Begin  jaren ’90, was het zover gekomen dat het bedrijf geen bestellingen meer kreeg en falliet ging. ‘Mijn vrouw en ik waren net terug uit vakantie toen ik een brief kreeg waarin stond dat ik niet meer moest komen werken en dat was het dan’, zegt Otto. In de loop der jaren werden de magazijnen nog vaak overgenomen door andere bedrijven, maar eind jaren ’90 bleven de gebouwen leeg staan. In 2001 bood de toenmalige eigenaar Fairfield alles te koop aan waarop de Gentse projectontwikkelaar Ignace De Paepe er als de kippen bij was om zich de site aan te schaffen.
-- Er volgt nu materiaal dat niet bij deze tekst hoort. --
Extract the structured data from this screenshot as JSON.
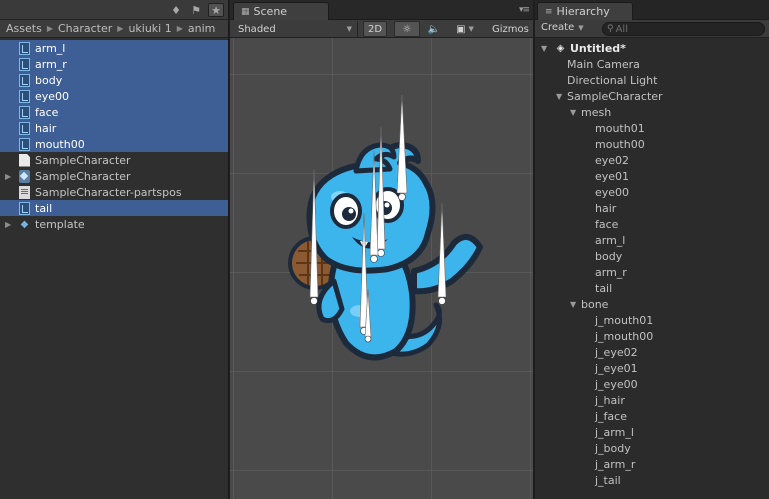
{
  "project": {
    "breadcrumb": [
      "Assets",
      "Character",
      "ukiuki 1",
      "anim"
    ],
    "files": [
      {
        "label": "arm_l",
        "icon": "sprite-icon",
        "selected": true
      },
      {
        "label": "arm_r",
        "icon": "sprite-icon",
        "selected": true
      },
      {
        "label": "body",
        "icon": "sprite-icon",
        "selected": true
      },
      {
        "label": "eye00",
        "icon": "sprite-icon",
        "selected": true
      },
      {
        "label": "face",
        "icon": "sprite-icon",
        "selected": true
      },
      {
        "label": "hair",
        "icon": "sprite-icon",
        "selected": true
      },
      {
        "label": "mouth00",
        "icon": "sprite-icon",
        "selected": true
      },
      {
        "label": "SampleCharacter",
        "icon": "document-icon",
        "selected": false
      },
      {
        "label": "SampleCharacter",
        "icon": "prefab-icon",
        "selected": false,
        "expandable": true
      },
      {
        "label": "SampleCharacter-partspos",
        "icon": "text-asset-icon",
        "selected": false
      },
      {
        "label": "tail",
        "icon": "sprite-icon",
        "selected": true
      },
      {
        "label": "template",
        "icon": "package-icon",
        "selected": false,
        "expandable": true
      }
    ]
  },
  "scene": {
    "tab_label": "Scene",
    "shading_mode": "Shaded",
    "mode_2d": "2D",
    "gizmos": "Gizmos"
  },
  "hierarchy": {
    "tab_label": "Hierarchy",
    "create_label": "Create",
    "search_placeholder": "All",
    "items": [
      {
        "label": "Untitled*",
        "depth": 0,
        "expanded": true,
        "root": true
      },
      {
        "label": "Main Camera",
        "depth": 1
      },
      {
        "label": "Directional Light",
        "depth": 1
      },
      {
        "label": "SampleCharacter",
        "depth": 1,
        "expanded": true
      },
      {
        "label": "mesh",
        "depth": 2,
        "expanded": true
      },
      {
        "label": "mouth01",
        "depth": 3
      },
      {
        "label": "mouth00",
        "depth": 3
      },
      {
        "label": "eye02",
        "depth": 3
      },
      {
        "label": "eye01",
        "depth": 3
      },
      {
        "label": "eye00",
        "depth": 3
      },
      {
        "label": "hair",
        "depth": 3
      },
      {
        "label": "face",
        "depth": 3
      },
      {
        "label": "arm_l",
        "depth": 3
      },
      {
        "label": "body",
        "depth": 3
      },
      {
        "label": "arm_r",
        "depth": 3
      },
      {
        "label": "tail",
        "depth": 3
      },
      {
        "label": "bone",
        "depth": 2,
        "expanded": true
      },
      {
        "label": "j_mouth01",
        "depth": 3
      },
      {
        "label": "j_mouth00",
        "depth": 3
      },
      {
        "label": "j_eye02",
        "depth": 3
      },
      {
        "label": "j_eye01",
        "depth": 3
      },
      {
        "label": "j_eye00",
        "depth": 3
      },
      {
        "label": "j_hair",
        "depth": 3
      },
      {
        "label": "j_face",
        "depth": 3
      },
      {
        "label": "j_arm_l",
        "depth": 3
      },
      {
        "label": "j_body",
        "depth": 3
      },
      {
        "label": "j_arm_r",
        "depth": 3
      },
      {
        "label": "j_tail",
        "depth": 3
      }
    ]
  },
  "colors": {
    "selection": "#3e5f96",
    "character_body": "#3cb4ec",
    "character_outline": "#1c2a3c",
    "shell": "#8b5a32"
  }
}
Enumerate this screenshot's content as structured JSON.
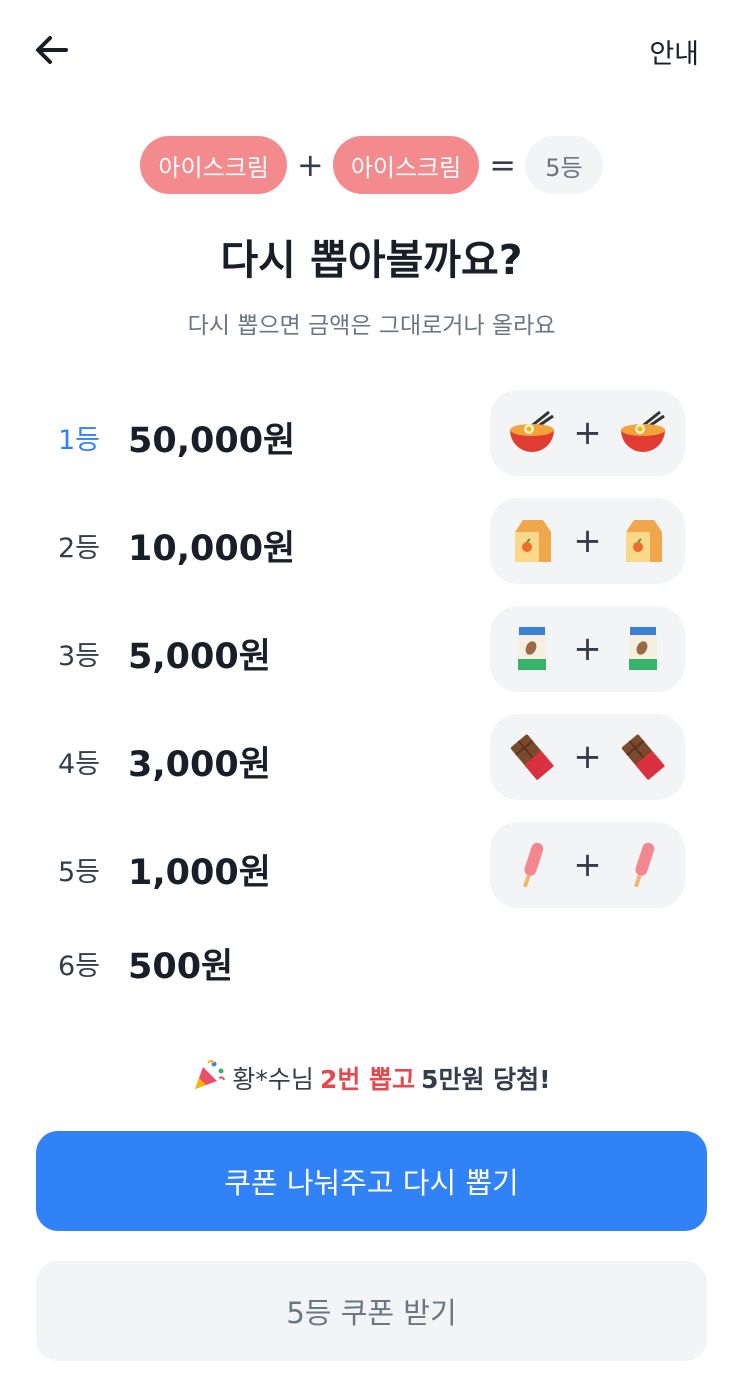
{
  "header": {
    "back_icon": "arrow-left-icon",
    "guide_label": "안내"
  },
  "combo": {
    "item1": "아이스크림",
    "plus": "+",
    "item2": "아이스크림",
    "equals": "=",
    "result": "5등"
  },
  "title": "다시 뽑아볼까요?",
  "subtitle": "다시 뽑으면 금액은 그대로거나 올라요",
  "prizes": [
    {
      "rank": "1등",
      "amount": "50,000원",
      "icon": "ramen-bowl-icon",
      "plus": "+"
    },
    {
      "rank": "2등",
      "amount": "10,000원",
      "icon": "juice-carton-icon",
      "plus": "+"
    },
    {
      "rank": "3등",
      "amount": "5,000원",
      "icon": "nut-snack-pack-icon",
      "plus": "+"
    },
    {
      "rank": "4등",
      "amount": "3,000원",
      "icon": "chocolate-bar-icon",
      "plus": "+"
    },
    {
      "rank": "5등",
      "amount": "1,000원",
      "icon": "ice-pop-icon",
      "plus": "+"
    },
    {
      "rank": "6등",
      "amount": "500원"
    }
  ],
  "winner": {
    "icon": "party-popper-icon",
    "name": "황*수님",
    "highlight": "2번 뽑고",
    "result": "5만원 당첨!"
  },
  "buttons": {
    "primary": "쿠폰 나눠주고 다시 뽑기",
    "secondary": "5등 쿠폰 받기"
  },
  "colors": {
    "accent": "#3182f6",
    "pill": "#f28a8e",
    "highlight": "#e5484d"
  }
}
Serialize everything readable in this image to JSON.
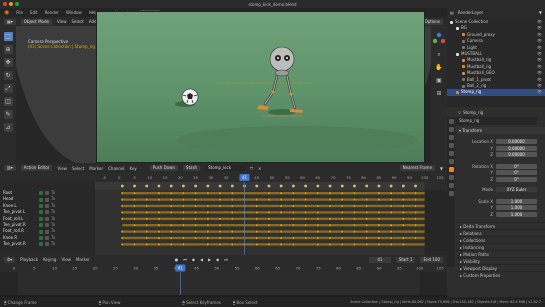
{
  "window": {
    "title": "stomp_kick_demo.blend"
  },
  "topbar": {
    "menus": [
      "File",
      "Edit",
      "Render",
      "Window",
      "Help"
    ],
    "workspaces": [
      "Modeling",
      "Layout"
    ],
    "active_workspace": "Layout",
    "scene": "Scene",
    "view_layer": "RenderLayer"
  },
  "viewport": {
    "mode": "Object Mode",
    "menus": [
      "View",
      "Select",
      "Add",
      "Object"
    ],
    "orientation": "Global",
    "options_label": "Options",
    "overlay_line1": "Camera Perspective",
    "overlay_line2": "(41) Scene Collection | Stomp_rig"
  },
  "outliner": {
    "items": [
      {
        "label": "Scene Collection",
        "level": 0,
        "color": "#dddddd",
        "sel": false
      },
      {
        "label": "BG",
        "level": 1,
        "color": "#dddddd",
        "sel": false
      },
      {
        "label": "Ground_proxy",
        "level": 2,
        "color": "#e08a35",
        "sel": false
      },
      {
        "label": "Camera",
        "level": 2,
        "color": "#777777",
        "sel": false
      },
      {
        "label": "Light",
        "level": 2,
        "color": "#777777",
        "sel": false
      },
      {
        "label": "MUSTBALL",
        "level": 1,
        "color": "#dddddd",
        "sel": false
      },
      {
        "label": "Mustball_rig",
        "level": 2,
        "color": "#e08a35",
        "sel": false
      },
      {
        "label": "Mustball_rig",
        "level": 2,
        "color": "#e08a35",
        "sel": false
      },
      {
        "label": "Mustball_GEO",
        "level": 2,
        "color": "#e08a35",
        "sel": false
      },
      {
        "label": "Ball_1_pivot",
        "level": 2,
        "color": "#777777",
        "sel": false
      },
      {
        "label": "Ball_2_rig",
        "level": 2,
        "color": "#777777",
        "sel": false
      },
      {
        "label": "Stomp_rig",
        "level": 1,
        "color": "#e08a35",
        "sel": true
      }
    ]
  },
  "properties": {
    "object_name": "Stomp_rig",
    "transform_label": "Transform",
    "location_label": "Location X",
    "location": [
      "0.00000",
      "0.00000",
      "0.00000"
    ],
    "rotation_label": "Rotation X",
    "rotation": [
      "0°",
      "0°",
      "0°"
    ],
    "mode_label": "Mode",
    "mode_value": "XYZ Euler",
    "scale_label": "Scale X",
    "scale": [
      "1.000",
      "1.000",
      "1.000"
    ],
    "delta_label": "Delta Transform",
    "collapsed": [
      "Relations",
      "Collections",
      "Instancing",
      "Motion Paths",
      "Visibility",
      "Viewport Display",
      "Custom Properties"
    ]
  },
  "dopesheet": {
    "editor": "Action Editor",
    "menus": [
      "View",
      "Select",
      "Marker",
      "Channel",
      "Key"
    ],
    "push_down": "Push Down",
    "stash": "Stash",
    "action": "Stomp_kick",
    "snap": "Nearest Frame",
    "channels": [
      "Root",
      "Head",
      "Knee.L",
      "Toe_pivot.L",
      "Foot_roll.L",
      "Toe_pivot.R",
      "Foot_roll.R",
      "Knee.R",
      "Toe_pivot.R"
    ],
    "frame_ticks": [
      "-5",
      "0",
      "5",
      "10",
      "15",
      "20",
      "25",
      "30",
      "35",
      "40",
      "45",
      "50",
      "55",
      "60",
      "65",
      "70",
      "75",
      "80",
      "85",
      "90",
      "95",
      "100",
      "105"
    ],
    "current_frame": "41"
  },
  "timeline": {
    "menus": [
      "Playback",
      "Keying",
      "View",
      "Marker"
    ],
    "frame_ticks": [
      "0",
      "5",
      "10",
      "15",
      "20",
      "25",
      "30",
      "35",
      "40",
      "45",
      "50",
      "55",
      "60",
      "65",
      "70",
      "75",
      "80",
      "85",
      "90",
      "95",
      "100",
      "105"
    ],
    "current_frame": "41",
    "start_label": "Start",
    "start": "1",
    "end_label": "End",
    "end": "100"
  },
  "status": {
    "items": [
      "Change Frame",
      "Pan View",
      "Select Keyframes",
      "Box Select"
    ],
    "info": "Scene Collection | Stomp_rig | Verts:80,082 | Faces:75,696 | Tris:150,140 | Objects:1/6 | Mem: 62.4 MiB | v2.82.7"
  },
  "colors": {
    "accent": "#3b78d4",
    "key": "#e0a400",
    "ground": "#5e9269"
  }
}
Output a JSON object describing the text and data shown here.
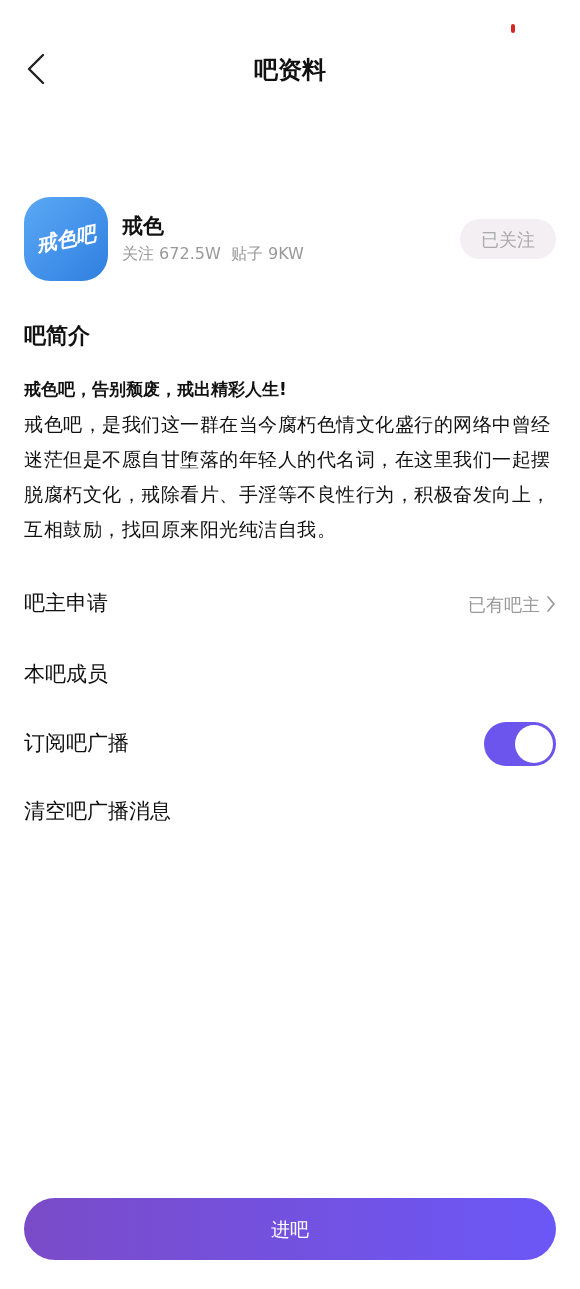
{
  "header": {
    "title": "吧资料"
  },
  "forum": {
    "logo_text": "戒色吧",
    "name": "戒色",
    "stats": "关注 672.5W  贴子 9KW",
    "follow_button": {
      "label": "已关注",
      "followed": true
    }
  },
  "intro": {
    "heading": "吧简介",
    "slogan": "戒色吧，告别颓废，戒出精彩人生!",
    "body": "戒色吧，是我们这一群在当今腐朽色情文化盛行的网络中曾经迷茫但是不愿自甘堕落的年轻人的代名词，在这里我们一起摆脱腐朽文化，戒除看片、手淫等不良性行为，积极奋发向上，互相鼓励，找回原来阳光纯洁自我。"
  },
  "settings": [
    {
      "kind": "link",
      "label": "吧主申请",
      "value": "已有吧主"
    },
    {
      "kind": "plain",
      "label": "本吧成员"
    },
    {
      "kind": "toggle",
      "label": "订阅吧广播",
      "on": true
    },
    {
      "kind": "plain",
      "label": "清空吧广播消息"
    }
  ],
  "enter_button": {
    "label": "进吧"
  }
}
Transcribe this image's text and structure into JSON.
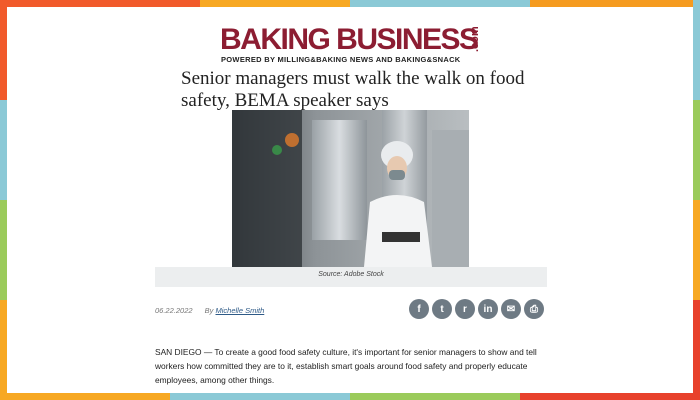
{
  "header": {
    "logo_main": "BAKING BUSINESS",
    "logo_com": ".com",
    "logo_sub": "POWERED BY MILLING&BAKING NEWS AND BAKING&SNACK"
  },
  "article": {
    "headline": "Senior managers must walk the walk on food safety, BEMA speaker says",
    "photo_caption": "Source: Adobe Stock",
    "date": "06.22.2022",
    "by_label": "By",
    "author": "Michelle Smith",
    "body": "SAN DIEGO — To create a good food safety culture, it's important for senior managers to show and tell workers how committed they are to it, establish smart goals around food safety and properly educate employees, among other things."
  },
  "share": {
    "buttons": [
      {
        "icon": "facebook-icon",
        "glyph": "f"
      },
      {
        "icon": "twitter-icon",
        "glyph": "t"
      },
      {
        "icon": "reddit-icon",
        "glyph": "r"
      },
      {
        "icon": "linkedin-icon",
        "glyph": "in"
      },
      {
        "icon": "email-icon",
        "glyph": "✉"
      },
      {
        "icon": "print-icon",
        "glyph": "⎙"
      }
    ]
  },
  "colors": {
    "brand": "#8c1d32",
    "link": "#2e5a87",
    "share_button": "#6e7a84"
  }
}
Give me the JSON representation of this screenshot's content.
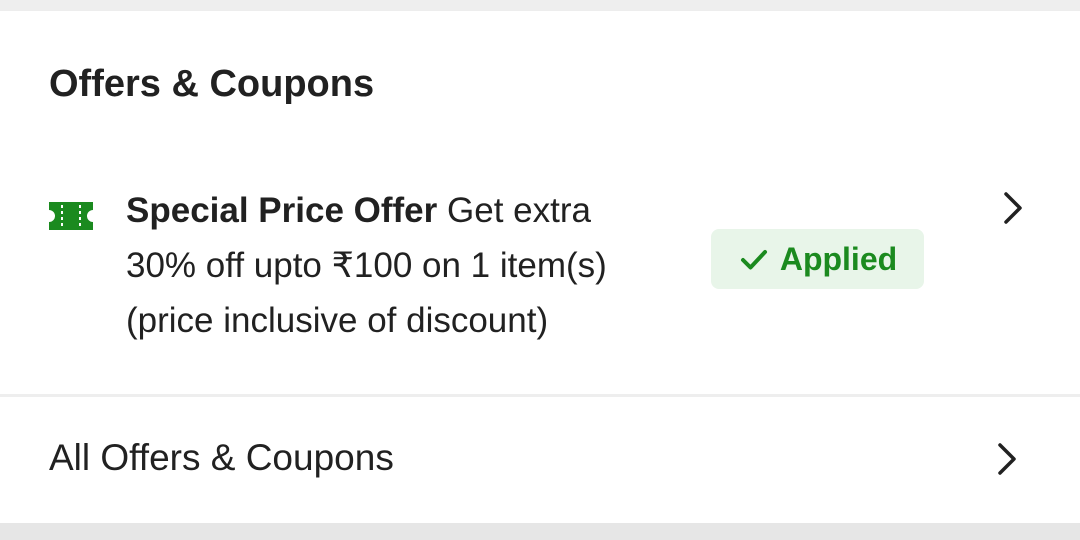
{
  "section": {
    "title": "Offers & Coupons"
  },
  "offer": {
    "title": "Special Price Offer",
    "description_line1_rest": "Get extra",
    "description_line2": "30% off upto  ₹100 on 1 item(s)",
    "description_line3": "(price inclusive of discount)",
    "icon": "ticket-icon",
    "status_label": "Applied",
    "status_icon": "check-icon",
    "status_color": "#1b8a1f",
    "status_bg": "#e8f5e9",
    "icon_color": "#1b8a1f"
  },
  "all_offers": {
    "label": "All Offers & Coupons"
  }
}
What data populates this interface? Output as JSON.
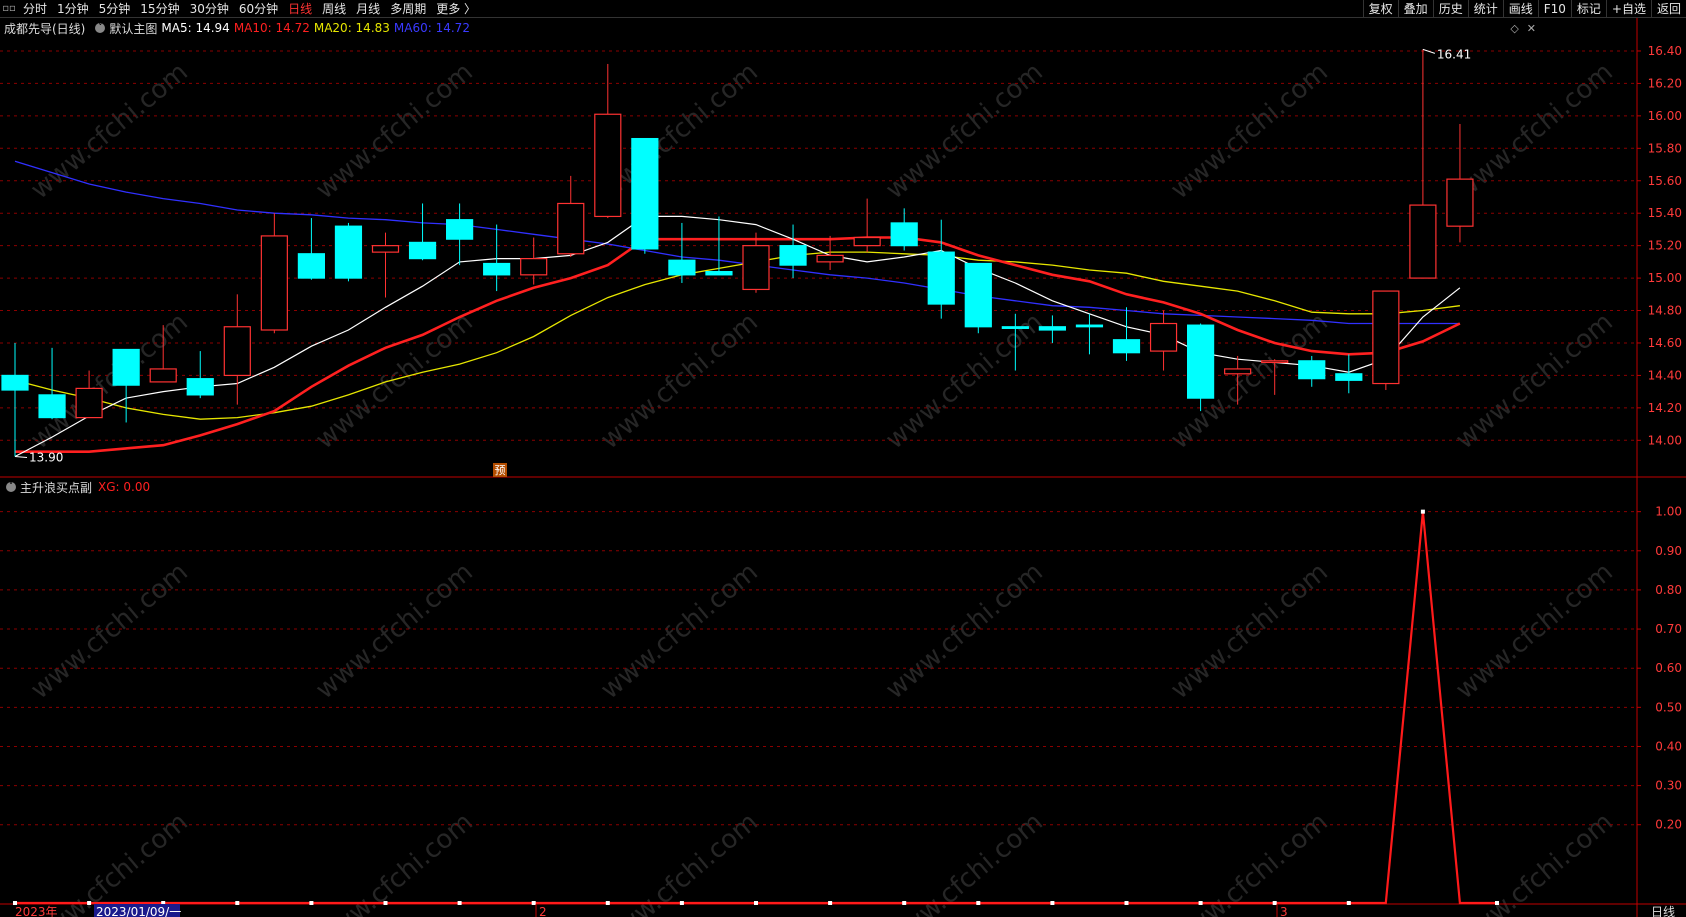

Op termijn plant hij er namelijk een gigantisch kantorendorp voor zeker tweeduizend mensen.

Voor veel mensen was de afbraak van het bedrijf in februari van dit jaar dan ook een pijnlijk moment. Lucien Otto is daarbij geen uitzondering. ‘Telkens we voorbij het terrein rijden krijg ik het moeilijk. Net als iedereen trouwens die er ooit met plezier gewerkt heeft volgens mij. Ik ben ook gaan kijken toen het tegen de vlakte werd gegooid en dat riep enorm veel emoties op. Ik heb er 40 jaar lang gewerkt, dat is een half leven. Zoiets laat je niet zomaar los.’